Matador Minute with Basketball Junior Forward Stephen Maxwell
NORTHRIDGE, CALIF. ---
Cal State Northridge junior Stephen Maxwell recently sat down with the CSUN media relations staff to talk about the upcoming 2013-14 season and his first year working with new Matador head coach Reggie Theus.
Last year, Maxwell averaged 14.6 points and 8.3 rebounds per game en route to All-Big West Honorable Mention honors.
The Matador Minute: Congratulations on your positive contributions to Matador basketball the past two seasons. Josh Greene and Stephan Hicks seem to get most of the headlines, but you have quietly put together two excellent seasons, and your junior campaign promises to be one that will be even better.
“I missed the first five games of the season during my freshman season because of some injuries but I didn’t let that stop me. I wasn’t a big name in high school but the CSUN coaching staff took a chance on me. The opportunity gave me a chance to work hard, play hard, and show people what I could do.”

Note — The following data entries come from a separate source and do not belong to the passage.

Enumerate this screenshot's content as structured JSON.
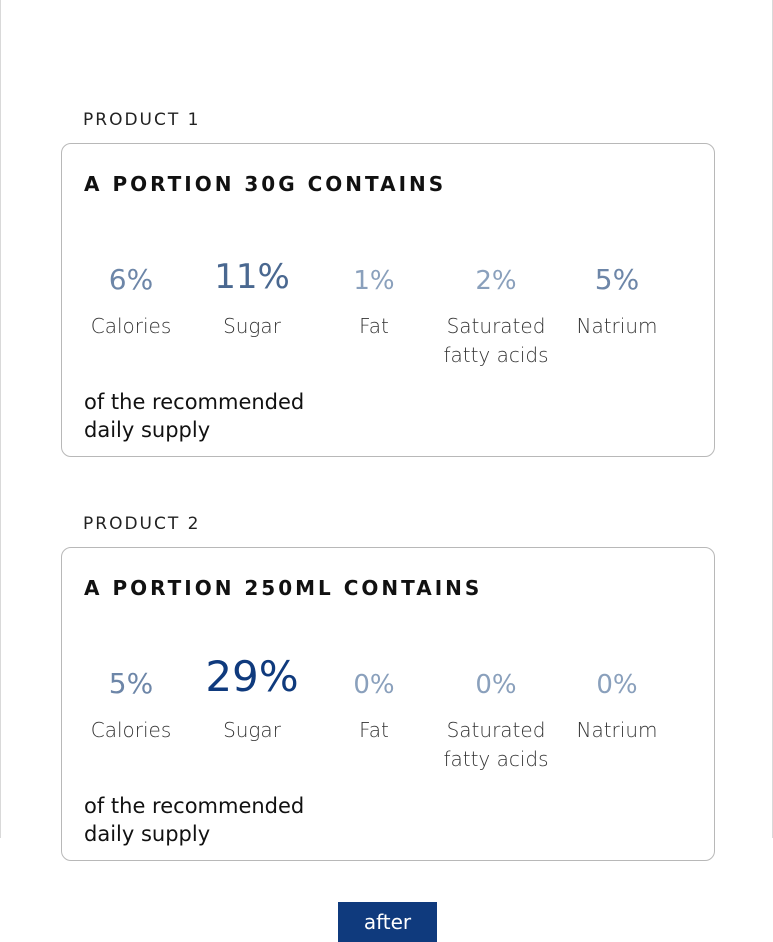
{
  "colors": {
    "accent_dark": "#0f3a7d",
    "accent_light": "#6d86a8"
  },
  "products": [
    {
      "label": "PRODUCT 1",
      "title": "A PORTION 30G CONTAINS",
      "metrics": [
        {
          "value": "6%",
          "label": "Calories"
        },
        {
          "value": "11%",
          "label": "Sugar"
        },
        {
          "value": "1%",
          "label": "Fat"
        },
        {
          "value": "2%",
          "label": "Saturated fatty acids"
        },
        {
          "value": "5%",
          "label": "Natrium"
        }
      ],
      "footnote": "of the recommended daily supply"
    },
    {
      "label": "PRODUCT 2",
      "title": "A PORTION 250ML CONTAINS",
      "metrics": [
        {
          "value": "5%",
          "label": "Calories"
        },
        {
          "value": "29%",
          "label": "Sugar"
        },
        {
          "value": "0%",
          "label": "Fat"
        },
        {
          "value": "0%",
          "label": "Saturated fatty acids"
        },
        {
          "value": "0%",
          "label": "Natrium"
        }
      ],
      "footnote": "of the recommended daily supply"
    }
  ],
  "after_button": "after"
}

The Matador Minute: How would you describe your game? You seem to be a player who likes the contact and the physical play under the boards. You seem like a person who just loves to play the game of basketball.
“I think I’m a very physical and athletic player. I believe I can play both the small and power forward positions. I believe I can both score and rebound along with the ability to defend. I want to show my versatility in the Big West Conference.”
The Matador Minute: Last season (2012-13), you truly emerged as one of the best players not only on the team but also in the Big West Conference. Tell us the difference between your freshman season and an ever better sophomore campaign at Cal State Northridge.
“During my freshman season, I basically showed people what potential I had by competing and playing hard, and also learning all aspects of the game. Last year, it was a matter of hard work ”
The Matador Minute: You seem to love the physicality of the game; the ability not only to receive contact around the basket but also dishing out the punishment.
“I used to play football which is obviously a contact sport. Playing physical basketball doesn’t matter to me. I just like the competiveness of the game of basketball.”
The Matador Minute: Last year, Cal State Northridge was an undersized basketball team. How difficult was it knowing despite your 6-foot-7 frame, and weighing around 220 pounds, you and your Matador teammates had to compete each game against teams that were often bigger?
“Physically, my body got a little worn down. At the start of the season, I had put on a lot of muscle and more weight. As the season progressed, I lost a little weight, but I always continued to play with confidence to help the team as best I could.”
The Matador Minute: What parts of your game did you work on over the summer to help you for the upcoming season?
“I worked on my face-up game, and not be a one-dimensional player. I worked on increasing my shooting range so that I could be a tougher player for defenders to guard.”
The Matador Minute: You are left-handed. Does that make a difference in how people perceive you on the court?
“A lot of players are used to defending players who are right handed. Because I am left handed, opponents know that my initial move might be to the left. This year, I have been working on moves to the right which will make it more difficult for teams to defend me."
The Matador Minute: Because you are now a junior with two years experience in the Matador program, you will now be counted upon to be more of a leader on the team, particularly to the younger players on the court. Are you looking forward to that challenge?
“This year I want to make sure I communicate with everybody on the team. I want to be more of a vocal leader. I want to help everybody contribute to the team’s success.”
The Matador Minute: You’re a communications major. What are your future plans besides playing basketball in the years ahead?
“I am a very shy and reserved person but I am a pretty good public speaker. Someday I want to be a studio analyst to let people know who I am and what I want to say.”
The Matador Minute: When you watch the players in the NBA, who do you admire the most?
“LeBron James … He is 6-foot-8, 260-pounds. I don’t have his size but I hope to reach that size one day on the court. He can guard people at all positions on the guard. He can shoot; he can rebound; he can pass the ball; he is a vocal leader. You can’t ask for much more from LeBron James.”
The Matador Minute: Do you sit there sometimes and marvel at some of the things LeBron James does on the court?
“If I ever make it to the NBA one day, I still will always be a fan of LeBron James. He just simply amazes me what he is capable on the court. His style of play just makes you want to improve your own game.”
The Matador Minute: Academics are very important to yourself, your family and your friends. How proud are you that you are on course to getting your degree as a communications major?
“My mom already has three degrees on her wall which includes my sisters. She is waiting for me to add my college degree next to hers and theirs on that wall. There is a lot of pressure but this is something I want to do for myself and for my family. She reminds me everyday about the importance of an education. She is always asking me ‘are you doing what you’re suppose to be doing in school?’ … My response is always “yes, mom”. She cares more about education than anything. I really admire her for that.”
The Matador Minute: There is a positive buzz and high expectations about CSUN basketball this year amongst the student body and the community. What would you like to say to your classmates about coming out to the Matadome to support CSUN basketball?
“First of all, I want to thank our fans for their appreciation and their support in the past. I just want people to know that the team has worked very hard this summer. We have the talent to be successful. I’m asking fans to continue to support us again this year. I promise we won’t let them down.”